The World's Sixteen Crucified Resurrected Saviours or Christianity Before Christ

Throughout human history, mythologies and religious traditions have often included stories of divine figures who experienced death and resurrection. These narratives serve to convey profound spiritual and metaphysical concepts, offering hope and salvation to believers.

One such mythological figure is Osiris (Ausar), the Ancient Egyptian Deity from Kemet who is widely regarded as the world’s first resurrected saviour messiah.

In this article, we will explore the resurrection myths that predate the story of Jesus, with a particular focus on the Nile Valley story of of Ausar (Osiris) and its potential influence on subsequent belief systems.

  1. The Myth of Osiris:

In Ancient Egyptian Kemetic Spirituality, Ausar (Osiris) was a Deity associated with fertility, kingship, and the afterlife.

According to the Ausarian Drama myth, Osiris was killed by his jealous brother Set, who dismembered his body and scattered the pieces across Egypt.

Osiris’ wife, Aset (Isis), lovingly gathered the body parts and with the help of other deities, reassembled him.

Through the Divine Wisdom of Ausar’s Brother Djehuti (Thoth/Hermes), she resurrected Ausar Osiris, enabling him to become the ruler of the underworld, known as Duat.

The Ausarian Drama myth of Osiris in Kemet represents the cyclical nature of life, death, and rebirth.

  1. Resurrection in Ancient Indian Mythology

In Ancient Indian mythology, the concept of resurrection or rebirth is deeply rooted in the belief system of reincarnation.

One prominent figure associated with resurrection is Krishna, a revered deity in Hinduism.

While Krishna’s story does not involve a literal death and resurrection, it portrays the idea of divine manifestation and rejuvenation. Krishna, an avatar of Lord Vishnu, appeared on Earth to restore cosmic balance and guide humanity. His teachings and divine exploits offered spiritual enlightenment and liberation, effectively providing a metaphorical resurrection of the soul.

  1. The Resurrected Saviour in Ancient Greek Mythology:

Greek mythology also contains stories of resurrected figures, such as Dionysus, the god of wine, fertility, and ecstasy.

Dionysus, often referred to as the “twice-born god,” experienced dismemberment and rebirth, symbolizing the cyclical nature of life and the regenerative power of nature.

His followers celebrated his resurrection during the Dionysian Mysteries, engaging in ecstatic rituals and communing with the divine.

The story of Dionysus illustrates the transformative power of death and rebirth in the context of spiritual and emotional liberation.

In the final analysis, the resurrection myths of Osiris, Krishna, and Dionysus share common themes of death and renewal.

Whether interpreted literally or symbolically, the concept of resurrection has the capacity to inspire spiritual growth, transformation, and a renewed sense of purpose.

The World’s Sixteen Crucified Saviors or, Christianity Before Christ

The book “The World’s Sixteen Crucified Saviors or, Christianity Before Christ” by Kersey Graves examines the idea that many messiah-like figures in various mythologies were crucified or experienced similar events before ascending into heaven.
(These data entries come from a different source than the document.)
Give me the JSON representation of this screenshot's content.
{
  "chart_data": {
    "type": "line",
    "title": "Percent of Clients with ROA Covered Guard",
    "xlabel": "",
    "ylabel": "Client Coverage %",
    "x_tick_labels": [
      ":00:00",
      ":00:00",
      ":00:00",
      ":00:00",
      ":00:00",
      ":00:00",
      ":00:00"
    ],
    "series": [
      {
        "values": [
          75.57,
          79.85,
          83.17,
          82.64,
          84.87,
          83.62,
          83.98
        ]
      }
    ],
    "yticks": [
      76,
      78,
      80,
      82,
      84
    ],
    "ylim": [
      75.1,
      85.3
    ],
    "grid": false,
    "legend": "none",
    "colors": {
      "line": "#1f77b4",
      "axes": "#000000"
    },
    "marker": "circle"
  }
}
Graves, referencing works by Godfrey Higgins, presents a list of sixteen saviors, including Osiris of Egypt, Krishna of India, Dionysus of Greece, and others, who were said to have been crucified or resurrected.

Graves argues that there are striking similarities in the stories of these figures, which include miraculous births, visits from shepherds and magi, time spent in the desert, teachings, disciples, miracles, persecution, crucifixion, descent into the underworld, resurrection, and ascension into heaven. He suggests that the story of Jesus in the New Testament shares many elements with these earlier mythological accounts.

The book delves into the pagan roots of baptism and the Eucharist, highlighting similarities between these practices in various religions.

Graves concludes that Jesus was not a historical figure but rather a mythological construct influenced by earlier deity narratives.

Despite criticism, some assertions made by Graves, such as the December 25 birthdate among Greco-Roman Sun Gods, have been acknowledged as accurate.


The resurrection myths of Osiris, Krishna, Dionysus, and other ancient figures highlight humanity’s enduring fascination with themes of death, rebirth, and transcendence.

These stories serve as potent symbols of hope, renewal, and the possibility of transcending the limitations of mortality.

While the specific details and interpretations may vary across cultures, they share a common thread in their exploration of profound existential questions.

By understanding and appreciating these diverse myths, we gain insight into the human quest for spiritual meaning and the timeless desire for resurrection and eternal life.